'The Miniaturist' Recap, Part 1: Sickening of the Soul
In The Miniaturist's opening episode, Nella introduces us to 17th century Amsterdam.
Marin: We do no keep sugar in the house. The luxury of it sickens the soul.
The world has changed enormously in the last 100 years. Downton Abbey spent six seasons running through how the world changed drastically from 1912 to 1925. The advent of computers and the internet in the 1990s has given the world today as massive a shift from 2002 to 2015. With the world having altered in such a vast manner, the world of the 1600s is one so foreign as to be alien by today's standards.
This is both the premise and the problem of The Miniaturist. Set back in the puritanical age of Amsterdam, very little of this world would feel familiar to viewers of today. Marriages are arranged practically sight unseen. When Nella's mother asks if she can maybe love the husband to be that's buying her, Johannes Brandt, she asks what does that matter. She's right.
Unfortunately, the novel was written in 2014 and the series made last year. That means that though Nella pays lip service to the question of "what does it matter," the series assumes for those at home the answer is "very much so." So within the first hour, Nella's practicality has given way to a need to "love" her husband, a resentfulness of his relationship with his sister, and a very uncharacteristic for the time forthrightness.
And yet, the story is one that reminds us that Nella is but a child. Her wedding gift is one suited for an eight-year-old princess, a dollhouse cabinet replica of the house she has moved to. It's a child's toy, fit for a young teenage girl who is still practicing at decorating a home, not one who is married and in charge.
Marin: It couldn't stay in the hallway. It was taking up all the light.
But The Miniaturist is also a classic case of misdirection. From the get-go, audiences understand something is wrong in the house. Johannes has no interest in bedding his bride. His sister clings to him while making pious noises. The two of them fight like an old married couple. She complains Nella's room used to be her room, but she clearly runs the house and moved of her own volition. Nella will never be allowed to be anything more than wife-as-decor as long as Marin lives there, and she's not going anywhere.
The dollhouse, in a sense, is an admission of that. Marin won't let Nella run her house, so Johannes gives his bride a miniature one to play with, to decorate as she pleases. But the mystery artist who creates the pieces for inside her house knows the home's secrets. From the perfect scale model of the box where Johannes keeps his papers to help her find the key to his office to the dolls of Marin and Johannes arriving in an embrace, everything about it is spooky yet suggestive, and that's not counting the ghostly figure of a blonde woman Nella keeps seeing.
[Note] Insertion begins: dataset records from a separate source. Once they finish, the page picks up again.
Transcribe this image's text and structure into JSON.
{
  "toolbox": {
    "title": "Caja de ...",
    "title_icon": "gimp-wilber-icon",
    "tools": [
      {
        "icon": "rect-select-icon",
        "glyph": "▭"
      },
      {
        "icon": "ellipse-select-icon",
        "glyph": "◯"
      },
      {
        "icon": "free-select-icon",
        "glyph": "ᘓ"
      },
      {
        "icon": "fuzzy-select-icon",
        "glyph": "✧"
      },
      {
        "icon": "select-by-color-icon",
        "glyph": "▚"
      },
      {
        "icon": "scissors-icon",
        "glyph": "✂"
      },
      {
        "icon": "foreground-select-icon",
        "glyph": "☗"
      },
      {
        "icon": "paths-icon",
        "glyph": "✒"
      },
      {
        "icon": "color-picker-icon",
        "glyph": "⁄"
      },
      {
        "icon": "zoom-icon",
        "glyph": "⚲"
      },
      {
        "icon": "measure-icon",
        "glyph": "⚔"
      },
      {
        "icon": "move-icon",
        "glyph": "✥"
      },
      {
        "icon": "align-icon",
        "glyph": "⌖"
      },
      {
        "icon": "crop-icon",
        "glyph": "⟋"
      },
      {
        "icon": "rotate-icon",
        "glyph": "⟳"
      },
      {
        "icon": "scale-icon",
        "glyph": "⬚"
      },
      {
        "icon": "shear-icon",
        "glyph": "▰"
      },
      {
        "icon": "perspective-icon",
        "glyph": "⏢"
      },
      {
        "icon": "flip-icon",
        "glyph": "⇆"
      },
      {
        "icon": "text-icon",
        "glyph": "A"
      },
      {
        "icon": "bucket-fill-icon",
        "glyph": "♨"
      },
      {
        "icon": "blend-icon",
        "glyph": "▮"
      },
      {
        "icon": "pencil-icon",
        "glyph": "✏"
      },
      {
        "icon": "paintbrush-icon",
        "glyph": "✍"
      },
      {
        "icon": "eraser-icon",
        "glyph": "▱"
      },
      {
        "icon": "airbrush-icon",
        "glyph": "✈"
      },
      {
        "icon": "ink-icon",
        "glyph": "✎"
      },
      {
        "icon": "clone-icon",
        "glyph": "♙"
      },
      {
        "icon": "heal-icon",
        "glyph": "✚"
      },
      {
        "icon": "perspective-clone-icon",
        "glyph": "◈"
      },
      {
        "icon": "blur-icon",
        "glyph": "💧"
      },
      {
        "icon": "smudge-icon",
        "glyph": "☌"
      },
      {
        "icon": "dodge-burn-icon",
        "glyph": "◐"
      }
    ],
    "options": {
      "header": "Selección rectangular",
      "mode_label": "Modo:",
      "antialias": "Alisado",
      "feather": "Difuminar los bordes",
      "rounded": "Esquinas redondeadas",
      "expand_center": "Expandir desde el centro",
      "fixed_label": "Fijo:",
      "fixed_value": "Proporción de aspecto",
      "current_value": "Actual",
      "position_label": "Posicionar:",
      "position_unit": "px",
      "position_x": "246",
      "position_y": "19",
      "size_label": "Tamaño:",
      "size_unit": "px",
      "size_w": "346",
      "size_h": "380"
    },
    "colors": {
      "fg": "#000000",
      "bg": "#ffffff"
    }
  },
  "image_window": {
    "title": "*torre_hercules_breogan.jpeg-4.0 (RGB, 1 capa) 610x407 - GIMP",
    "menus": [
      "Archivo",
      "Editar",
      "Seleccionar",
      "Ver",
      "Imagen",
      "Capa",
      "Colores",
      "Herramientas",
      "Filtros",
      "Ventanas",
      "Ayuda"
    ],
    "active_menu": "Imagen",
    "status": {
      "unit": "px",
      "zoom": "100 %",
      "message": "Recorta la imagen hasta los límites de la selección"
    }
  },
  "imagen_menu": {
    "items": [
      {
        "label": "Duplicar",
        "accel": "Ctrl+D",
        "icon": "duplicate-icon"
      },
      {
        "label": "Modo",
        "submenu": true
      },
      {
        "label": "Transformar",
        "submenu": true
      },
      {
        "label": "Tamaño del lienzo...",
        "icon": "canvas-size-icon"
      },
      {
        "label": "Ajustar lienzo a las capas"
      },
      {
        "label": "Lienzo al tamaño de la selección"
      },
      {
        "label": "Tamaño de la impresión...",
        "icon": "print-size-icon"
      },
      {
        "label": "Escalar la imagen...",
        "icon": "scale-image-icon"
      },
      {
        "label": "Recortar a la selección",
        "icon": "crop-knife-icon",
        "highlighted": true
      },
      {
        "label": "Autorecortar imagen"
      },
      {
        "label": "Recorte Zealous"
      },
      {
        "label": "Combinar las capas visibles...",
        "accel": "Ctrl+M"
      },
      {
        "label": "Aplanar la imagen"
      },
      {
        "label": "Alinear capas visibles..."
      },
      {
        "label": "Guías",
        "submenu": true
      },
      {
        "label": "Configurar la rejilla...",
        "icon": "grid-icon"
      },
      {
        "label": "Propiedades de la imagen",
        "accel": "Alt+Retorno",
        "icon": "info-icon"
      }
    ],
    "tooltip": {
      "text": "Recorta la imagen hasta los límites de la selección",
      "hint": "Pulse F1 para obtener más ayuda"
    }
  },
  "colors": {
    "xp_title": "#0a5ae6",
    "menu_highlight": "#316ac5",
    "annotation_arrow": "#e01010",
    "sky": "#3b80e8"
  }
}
Audiences who are trained on shows like Game of Thrones will leap to the suggested conclusion about Johannes and Marin's relationship. Moreover, the first "twist" at the end of the hour seems to confirm it. Marin is a hypocrite. Her puritanical clothes are lined on the inside with fur, a decadent luxury. She has an entire walk-in closet filled with treasures of all sorts, from peacock feathers to strange bones to that all-important sugar no one admits to eating in public. She also has love letters tucked into a book, one of which Nella begins to read.
The implications are obvious. The love letter is from Johannes. Nella has already yelled that she had to "share" her husband with his sister, and now it seems she shares him in all the ways. Except then a second twist occurs when Nella goes to Johannes' office to confront him. Turns out Marin isn't her brother's object of affection. She's the wrong gender. And so is Nella. The marriage is a sham, for all the reasons sham marriages have occurred for centuries. Johannes is gay.